Eis que finalmente chegava ao maravilhoso banco de idéias, objeto de minha jornada. Era uma peça antiga, com o estofado de veludo vermelho desbotado como se tivesse tomado muito sol e a madeira escura pedindo uma demão de verniz. Apesar disso, era uma cadeira bonita, no estilo clássico. Via-se que em outros tempos teria sido bastante confortável. Antes de terem-lhe apodrecido as molas e o pano, antes de a madeira, ressecada, ter perdido a flexibilidade. Na parte de baixo, tinham lhe colocado uma urna de madeira barata que contrastava muito com a original. A urna era trancada por um cadeado e possuía uma fenda no alto por onde o dinheiro deveria entrar. Pensei que esse deveria ser o motivo de ser chamado “banco” de idéias, apesar de que já esperava uma taxa de manutenção para quem desejasse sentar. Mesmo assim, fiquei surpreso quando um rapaz veio me cobrar os R$ 87,40. Naquele momento, porém, já estava bambo de sono e paguei sem protestar.

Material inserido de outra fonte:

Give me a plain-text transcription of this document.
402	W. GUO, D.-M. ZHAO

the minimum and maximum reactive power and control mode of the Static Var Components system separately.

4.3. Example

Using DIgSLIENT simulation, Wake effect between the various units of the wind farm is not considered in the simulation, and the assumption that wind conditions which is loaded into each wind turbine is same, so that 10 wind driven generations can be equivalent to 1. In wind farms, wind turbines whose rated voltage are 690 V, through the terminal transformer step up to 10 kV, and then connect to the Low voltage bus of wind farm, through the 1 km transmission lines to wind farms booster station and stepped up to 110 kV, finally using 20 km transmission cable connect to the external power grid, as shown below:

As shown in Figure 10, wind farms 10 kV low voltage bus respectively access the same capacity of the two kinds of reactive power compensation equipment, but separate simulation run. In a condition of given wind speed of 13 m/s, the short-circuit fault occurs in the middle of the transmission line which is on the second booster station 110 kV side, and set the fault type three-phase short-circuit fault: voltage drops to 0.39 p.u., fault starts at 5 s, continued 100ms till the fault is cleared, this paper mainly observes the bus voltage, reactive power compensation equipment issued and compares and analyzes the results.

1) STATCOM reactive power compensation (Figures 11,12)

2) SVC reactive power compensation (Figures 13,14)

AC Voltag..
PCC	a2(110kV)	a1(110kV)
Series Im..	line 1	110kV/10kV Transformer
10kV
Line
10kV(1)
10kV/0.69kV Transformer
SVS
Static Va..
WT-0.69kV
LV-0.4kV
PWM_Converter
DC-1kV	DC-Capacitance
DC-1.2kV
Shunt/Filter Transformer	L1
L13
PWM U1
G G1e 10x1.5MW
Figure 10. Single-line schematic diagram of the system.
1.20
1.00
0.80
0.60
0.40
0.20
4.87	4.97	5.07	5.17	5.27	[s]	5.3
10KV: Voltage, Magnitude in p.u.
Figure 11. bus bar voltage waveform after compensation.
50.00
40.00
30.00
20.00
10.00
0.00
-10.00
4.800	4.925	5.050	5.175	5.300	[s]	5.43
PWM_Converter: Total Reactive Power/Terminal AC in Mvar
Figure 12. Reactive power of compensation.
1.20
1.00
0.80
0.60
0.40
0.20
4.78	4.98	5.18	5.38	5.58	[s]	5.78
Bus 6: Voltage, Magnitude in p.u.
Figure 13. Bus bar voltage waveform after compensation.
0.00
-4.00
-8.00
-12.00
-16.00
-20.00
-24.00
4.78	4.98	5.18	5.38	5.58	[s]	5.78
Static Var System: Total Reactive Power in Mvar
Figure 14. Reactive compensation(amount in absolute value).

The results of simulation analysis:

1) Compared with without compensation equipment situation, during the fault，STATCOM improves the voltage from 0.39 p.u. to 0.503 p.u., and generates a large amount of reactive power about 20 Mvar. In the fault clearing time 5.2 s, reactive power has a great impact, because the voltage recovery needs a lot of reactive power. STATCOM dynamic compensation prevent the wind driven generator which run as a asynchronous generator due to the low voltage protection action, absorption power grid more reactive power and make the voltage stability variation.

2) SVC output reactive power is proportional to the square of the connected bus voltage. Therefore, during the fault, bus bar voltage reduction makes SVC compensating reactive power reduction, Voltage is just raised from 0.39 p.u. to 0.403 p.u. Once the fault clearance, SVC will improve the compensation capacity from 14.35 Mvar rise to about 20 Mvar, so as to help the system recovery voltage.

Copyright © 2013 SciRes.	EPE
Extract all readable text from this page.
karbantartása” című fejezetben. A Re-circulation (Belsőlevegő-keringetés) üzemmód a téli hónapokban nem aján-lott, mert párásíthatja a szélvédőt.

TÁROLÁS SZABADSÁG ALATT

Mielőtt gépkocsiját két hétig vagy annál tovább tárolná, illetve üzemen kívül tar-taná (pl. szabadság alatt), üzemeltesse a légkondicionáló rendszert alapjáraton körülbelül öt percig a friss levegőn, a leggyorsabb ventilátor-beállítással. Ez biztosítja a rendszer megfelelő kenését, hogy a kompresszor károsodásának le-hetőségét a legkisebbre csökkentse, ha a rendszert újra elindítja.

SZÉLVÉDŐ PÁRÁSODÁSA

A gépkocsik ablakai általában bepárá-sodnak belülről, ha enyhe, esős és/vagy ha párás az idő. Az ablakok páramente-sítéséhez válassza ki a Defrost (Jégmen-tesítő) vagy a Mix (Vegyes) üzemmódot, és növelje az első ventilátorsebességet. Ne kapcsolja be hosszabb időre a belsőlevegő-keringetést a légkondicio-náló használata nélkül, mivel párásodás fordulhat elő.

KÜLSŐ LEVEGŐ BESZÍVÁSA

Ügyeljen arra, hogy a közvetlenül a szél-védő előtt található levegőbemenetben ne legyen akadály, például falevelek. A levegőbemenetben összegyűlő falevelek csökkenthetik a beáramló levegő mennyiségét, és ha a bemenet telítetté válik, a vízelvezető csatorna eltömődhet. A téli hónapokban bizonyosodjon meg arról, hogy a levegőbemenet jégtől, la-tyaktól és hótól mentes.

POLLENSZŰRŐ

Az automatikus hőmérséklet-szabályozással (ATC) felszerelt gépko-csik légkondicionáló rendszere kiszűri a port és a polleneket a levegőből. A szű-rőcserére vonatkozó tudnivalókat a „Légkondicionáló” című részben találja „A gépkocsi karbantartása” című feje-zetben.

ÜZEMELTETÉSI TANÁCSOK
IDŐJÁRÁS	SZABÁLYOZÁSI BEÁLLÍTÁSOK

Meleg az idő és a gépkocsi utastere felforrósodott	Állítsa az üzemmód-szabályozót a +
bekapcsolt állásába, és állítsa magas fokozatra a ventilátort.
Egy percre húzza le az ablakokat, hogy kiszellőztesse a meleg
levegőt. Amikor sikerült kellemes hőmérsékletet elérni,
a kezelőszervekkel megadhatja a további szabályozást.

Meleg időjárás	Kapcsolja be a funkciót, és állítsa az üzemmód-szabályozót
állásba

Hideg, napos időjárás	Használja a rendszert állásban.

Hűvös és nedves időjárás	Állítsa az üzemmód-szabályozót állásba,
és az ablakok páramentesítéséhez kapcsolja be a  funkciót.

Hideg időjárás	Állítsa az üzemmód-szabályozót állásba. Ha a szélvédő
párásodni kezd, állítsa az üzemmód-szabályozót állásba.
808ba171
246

Acontece que enquanto observava aquele objeto estranho, fui acometido por uma incrível vontade de me sentar, como se minhas pernas perdessem a força. Uma fadiga mental que chegava a me dar tontura e excedia em muito o natural cansaço da viagem. Senti uma vertigem, como se fosse desmaiar. A idéia de que não deveria ter pago aquele absurdo cortou minha mente por um segundo antes que eu adormecesse.
Caí em sono profundo. Sonhei a princípio que o Gonçalo começava a crescer e crescer e que engolia a cidade de Espigão e depois ficava vermelho e explodia. Sonhei que escrevia uma carta para a minha mãe pedindo ajuda e era censurado pelo Gonçalo que apontava para as idéias que caiam do céu. E elas caiam aos montes, todas escritas em pedacinhos de papel picotado cor de laranja. Eu tentava, em vão, segurar uma que fosse, mas elas escorriam por entre meus dedos e se amontoavam no chão antes de derreter e melar tudo. Sonhei mais uma dúzia de sandices que poderiam de fato ser interpretadas como grandes idéias que me fizessem rico, ou que simplesmente mudassem os rumos de minha vida. E quando acordei daquele torpor, na cama de minha casa, já tinha se passado tanto tempo que eu nem lembrava mais qual delas fora eleita. Nem se havia dado realmente certo. Ponderando a esse respeito, agora, acho que sim. Que no fim das contas não só o banco, mas cada pedra em que eu pisei naquela viagem e ao longo de minha vida toda contribuiu, de alguma forma, para que eu acordasse agora, com o sol na minha cara, sem poder mais dormir.